Lily Hay Newman: [The security improvements are] their side of the story. And for 147 million people [whose data was stolen], there’s probably outstanding questions about what that’s really going to look like and whether they can trust those remediations.

Molly Wood: And we still don’t know what, if any, long-term consequences there might be for Equifax. Is there any update on that side of the house?

Newman: There are some efforts to confirm that Equifax has made the changes to their security posture that they claim. Eight states signed an agreement with them, including California, to do sort of monthly progress updates and then a third-party audit at the end of this year to see how they’re doing and check their progress. But, yeah, in terms of the larger superstructure of the credit monitoring and reporting industry and of the identity protection industry, a lot is really still deeply enmeshed and intertwined.

Wood: And how about the ramifications for consumers? Has any of that started to play out in any traceable way?

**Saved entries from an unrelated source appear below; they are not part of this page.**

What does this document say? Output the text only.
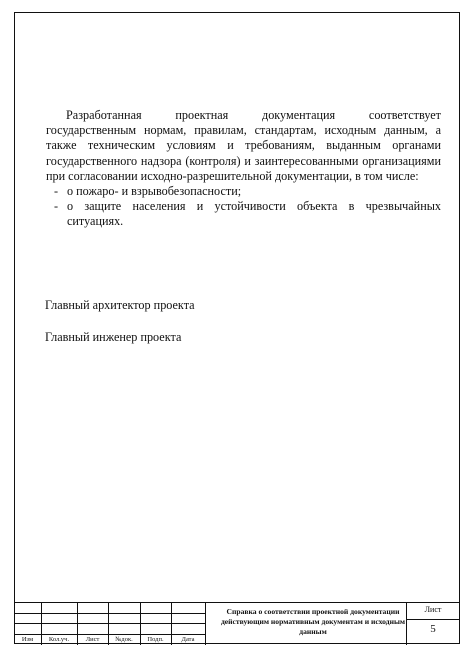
Разработанная проектная документация соответствует государственным нормам, правилам, стандартам, исходным данным, а также техническим условиям и требованиям, выданным органами государственного надзора (контроля) и заинтересованными организациями при согласовании исходно-разрешительной документации, в том числе:

- о пожаро- и взрывобезопасности;
- о защите населения и устойчивости объекта в чрезвычайных ситуациях.
Главный архитектор проекта
Главный инженер проекта
Изм	Кол.уч.	Лист	№док.	Подп.	Дата
Справка о соответствии проектной документации действующим нормативным документам и исходным данным
Лист
5
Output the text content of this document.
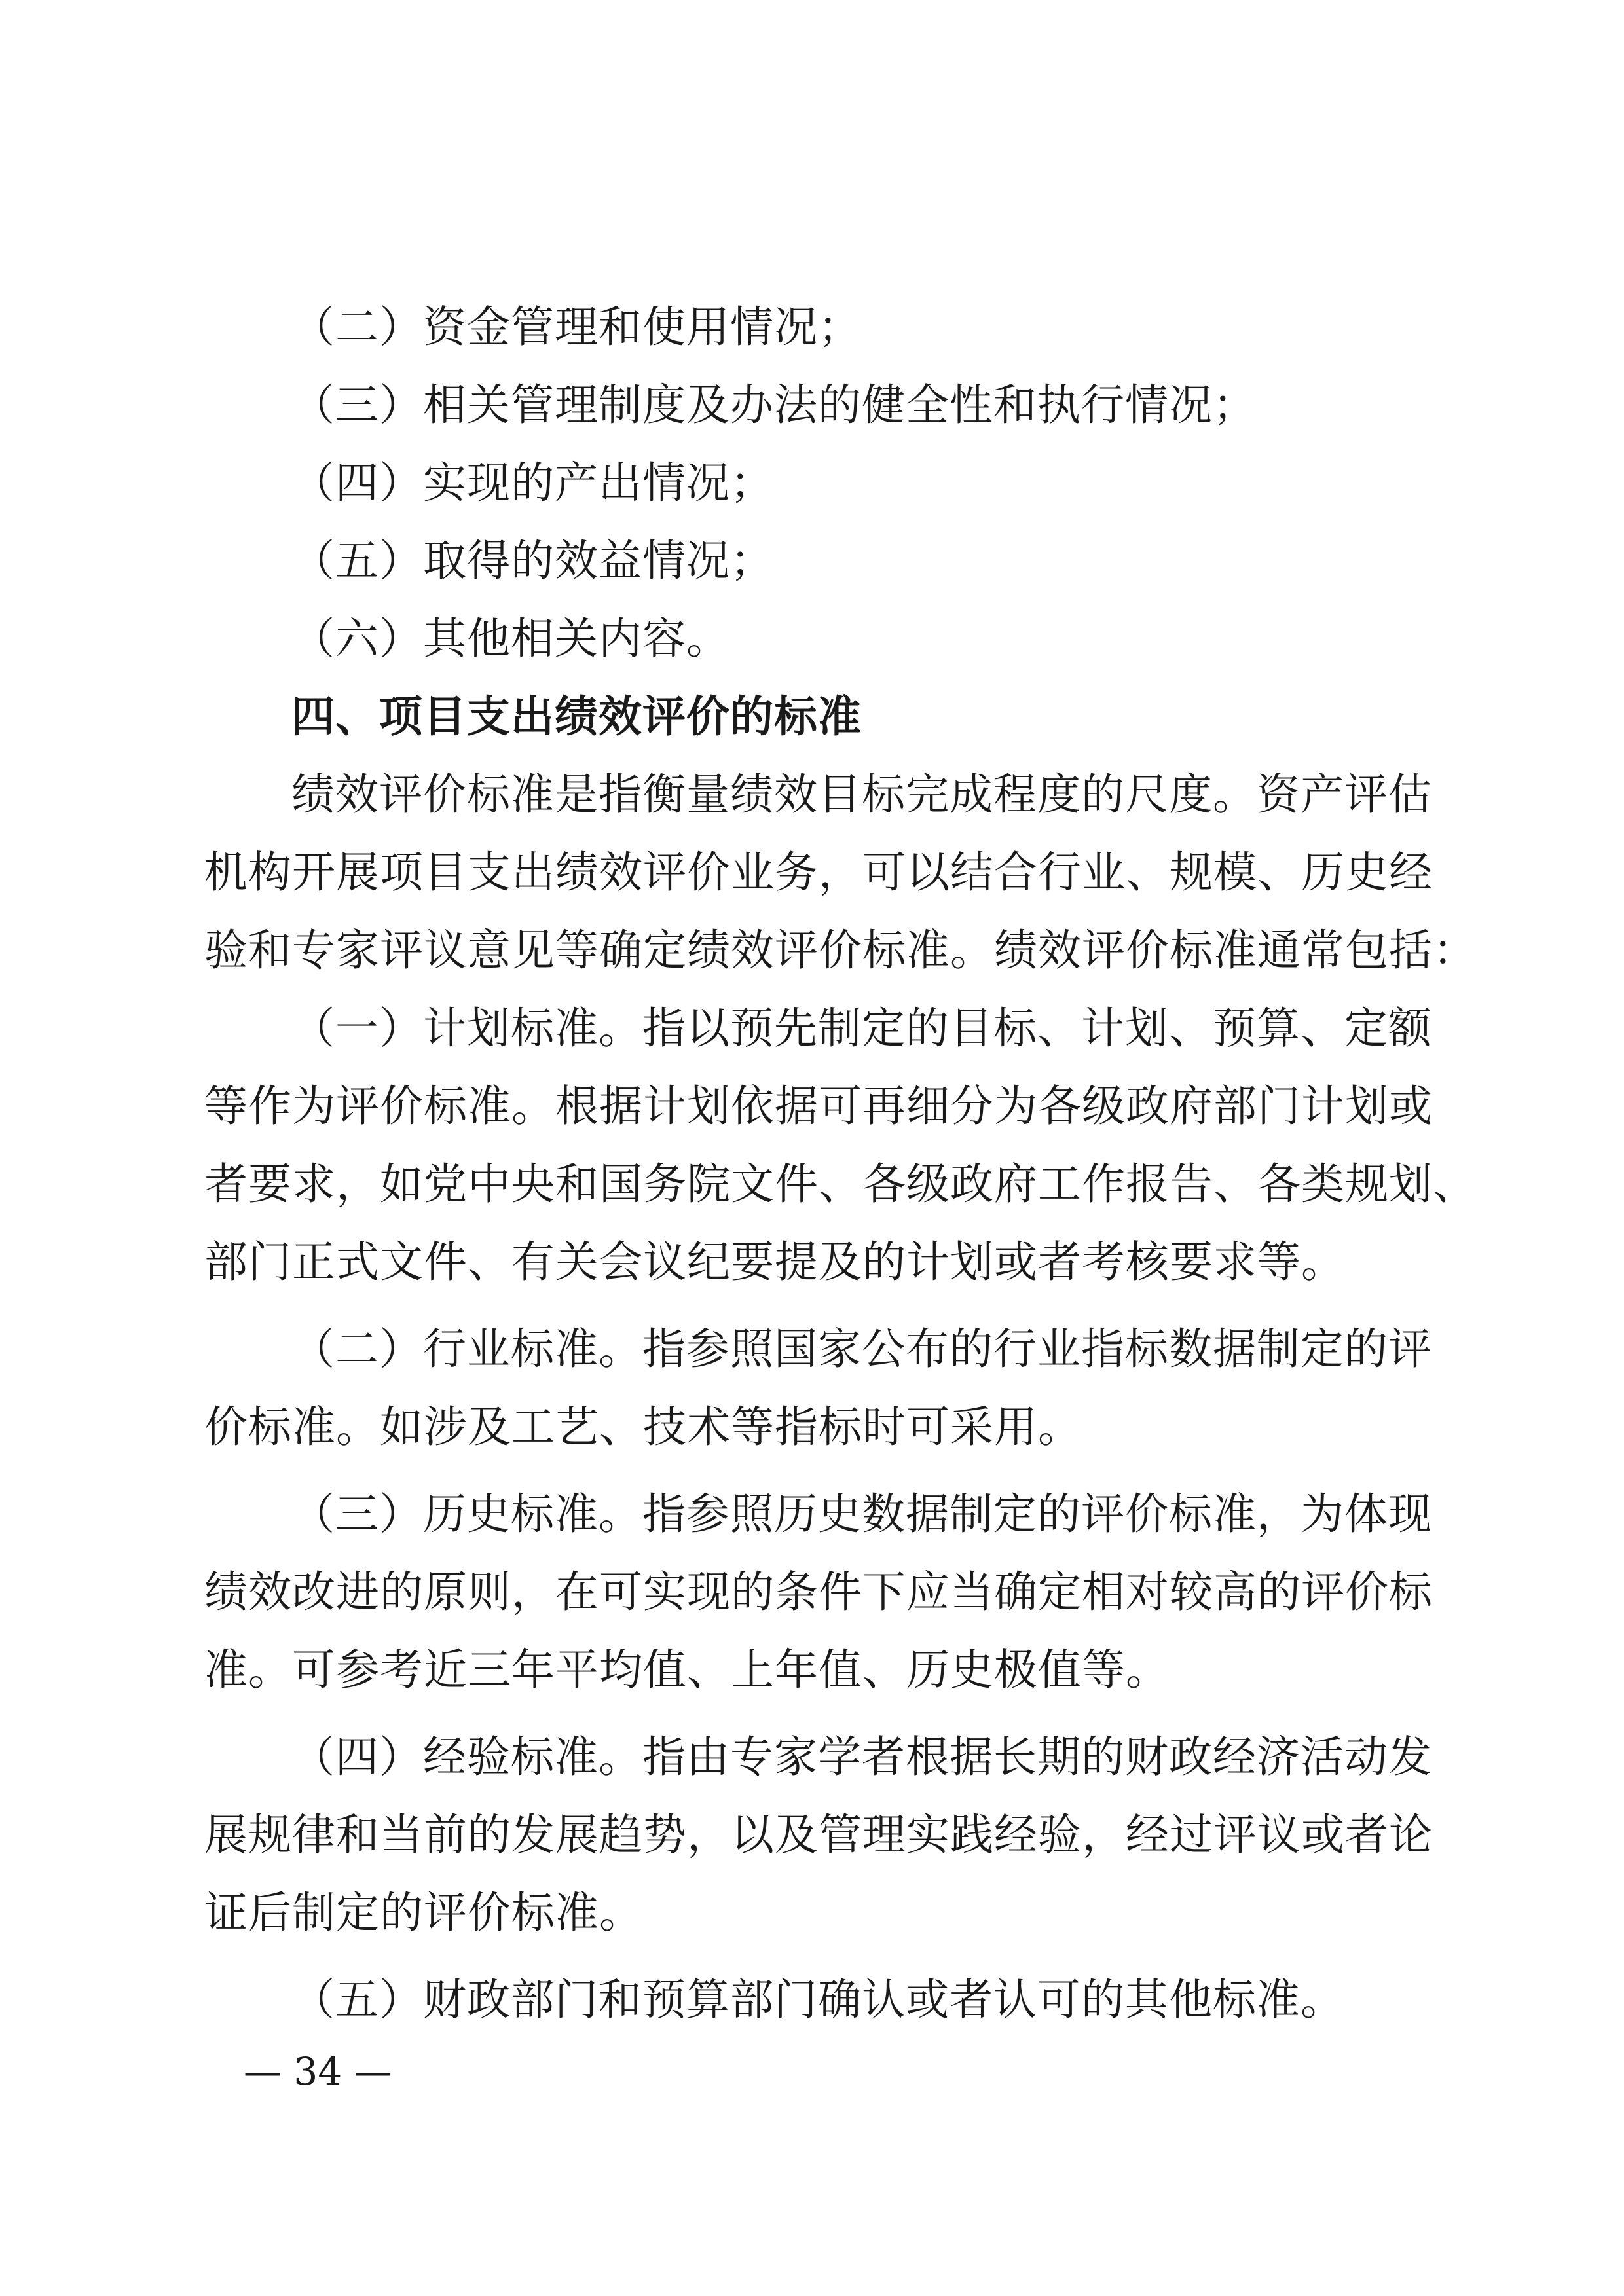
（二）资金管理和使用情况；
（三）相关管理制度及办法的健全性和执行情况；
（四）实现的产出情况；
（五）取得的效益情况；
（六）其他相关内容。
四、项目支出绩效评价的标准
绩效评价标准是指衡量绩效目标完成程度的尺度。资产评估
机构开展项目支出绩效评价业务，可以结合行业、规模、历史经
验和专家评议意见等确定绩效评价标准。绩效评价标准通常包括：
（一）计划标准。指以预先制定的目标、计划、预算、定额
等作为评价标准。根据计划依据可再细分为各级政府部门计划或
者要求，如党中央和国务院文件、各级政府工作报告、各类规划、
部门正式文件、有关会议纪要提及的计划或者考核要求等。
（二）行业标准。指参照国家公布的行业指标数据制定的评
价标准。如涉及工艺、技术等指标时可采用。
（三）历史标准。指参照历史数据制定的评价标准，为体现
绩效改进的原则，在可实现的条件下应当确定相对较高的评价标
准。可参考近三年平均值、上年值、历史极值等。
（四）经验标准。指由专家学者根据长期的财政经济活动发
展规律和当前的发展趋势，以及管理实践经验，经过评议或者论
证后制定的评价标准。
（五）财政部门和预算部门确认或者认可的其他标准。
— 34 —
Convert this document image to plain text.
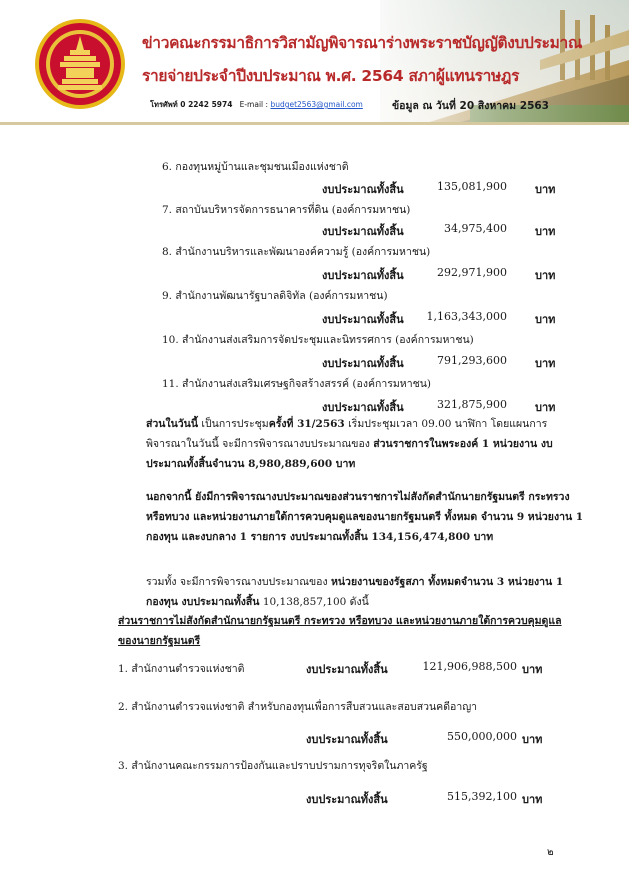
ข่าวคณะกรรมาธิการวิสามัญพิจารณาร่างพระราชบัญญัติงบประมาณ
รายจ่ายประจำปีงบประมาณ พ.ศ. 2564 สภาผู้แทนราษฎร
โทรศัพท์ 0 2242 5974 E-mail : budget2563@gmail.com	ข้อมูล ณ วันที่ 20 สิงหาคม 2563
6. กองทุนหมู่บ้านและชุมชนเมืองแห่งชาติ
งบประมาณทั้งสิ้น	135,081,900	บาท
7. สถาบันบริหารจัดการธนาคารที่ดิน (องค์การมหาชน)
งบประมาณทั้งสิ้น	34,975,400	บาท
8. สำนักงานบริหารและพัฒนาองค์ความรู้ (องค์การมหาชน)
งบประมาณทั้งสิ้น	292,971,900	บาท
9. สำนักงานพัฒนารัฐบาลดิจิทัล (องค์การมหาชน)
งบประมาณทั้งสิ้น 1,163,343,000	บาท
10. สำนักงานส่งเสริมการจัดประชุมและนิทรรศการ (องค์การมหาชน)
งบประมาณทั้งสิ้น	791,293,600	บาท
11. สำนักงานส่งเสริมเศรษฐกิจสร้างสรรค์ (องค์การมหาชน)
งบประมาณทั้งสิ้น	321,875,900	บาท
ส่วนในวันนี้ เป็นการประชุมครั้งที่ 31/2563 เริ่มประชุมเวลา 09.00 นาฬิกา โดยแผนการพิจารณาในวันนี้ จะมีการพิจารณางบประมาณของ ส่วนราชการในพระองค์ 1 หน่วยงาน งบประมาณทั้งสิ้นจำนวน 8,980,889,600 บาท
นอกจากนี้ ยังมีการพิจารณางบประมาณของส่วนราชการไม่สังกัดสำนักนายกรัฐมนตรี กระทรวง หรือทบวง และหน่วยงานภายใต้การควบคุมดูแลของนายกรัฐมนตรี ทั้งหมด จำนวน 9 หน่วยงาน 1 กองทุน และงบกลาง 1 รายการ งบประมาณทั้งสิ้น 134,156,474,800 บาท
รวมทั้ง จะมีการพิจารณางบประมาณของ หน่วยงานของรัฐสภา ทั้งหมดจำนวน 3 หน่วยงาน 1 กองทุน งบประมาณทั้งสิ้น 10,138,857,100 ดังนี้
ส่วนราชการไม่สังกัดสำนักนายกรัฐมนตรี กระทรวง หรือทบวง และหน่วยงานภายใต้การควบคุมดูแลของนายกรัฐมนตรี
1. สำนักงานตำรวจแห่งชาติ	งบประมาณทั้งสิ้น	121,906,988,500 บาท
2. สำนักงานตำรวจแห่งชาติ สำหรับกองทุนเพื่อการสืบสวนและสอบสวนคดีอาญา
งบประมาณทั้งสิ้น	550,000,000 บาท
3. สำนักงานคณะกรรมการป้องกันและปราบปรามการทุจริตในภาครัฐ
งบประมาณทั้งสิ้น	515,392,100 บาท
๒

Newman: I don’t believe so. I don’t think we know what happened to the data. I don’t think it’s been released on the dark web or being sold anywhere. So, so far, it’s not clear who took it or why. But I think the big ramification is kind of the larger issue of combining Equifax with all the other breaches that have happened. Now we really are at a point where people need to kind of assume that their Social Security number or their driver’s license number or their home address has been compromised in a breach. Because even if it wasn’t Equifax, combining that just massive amount of data with everything else that’s been exposed over the years, the odds are starting to get pretty bad.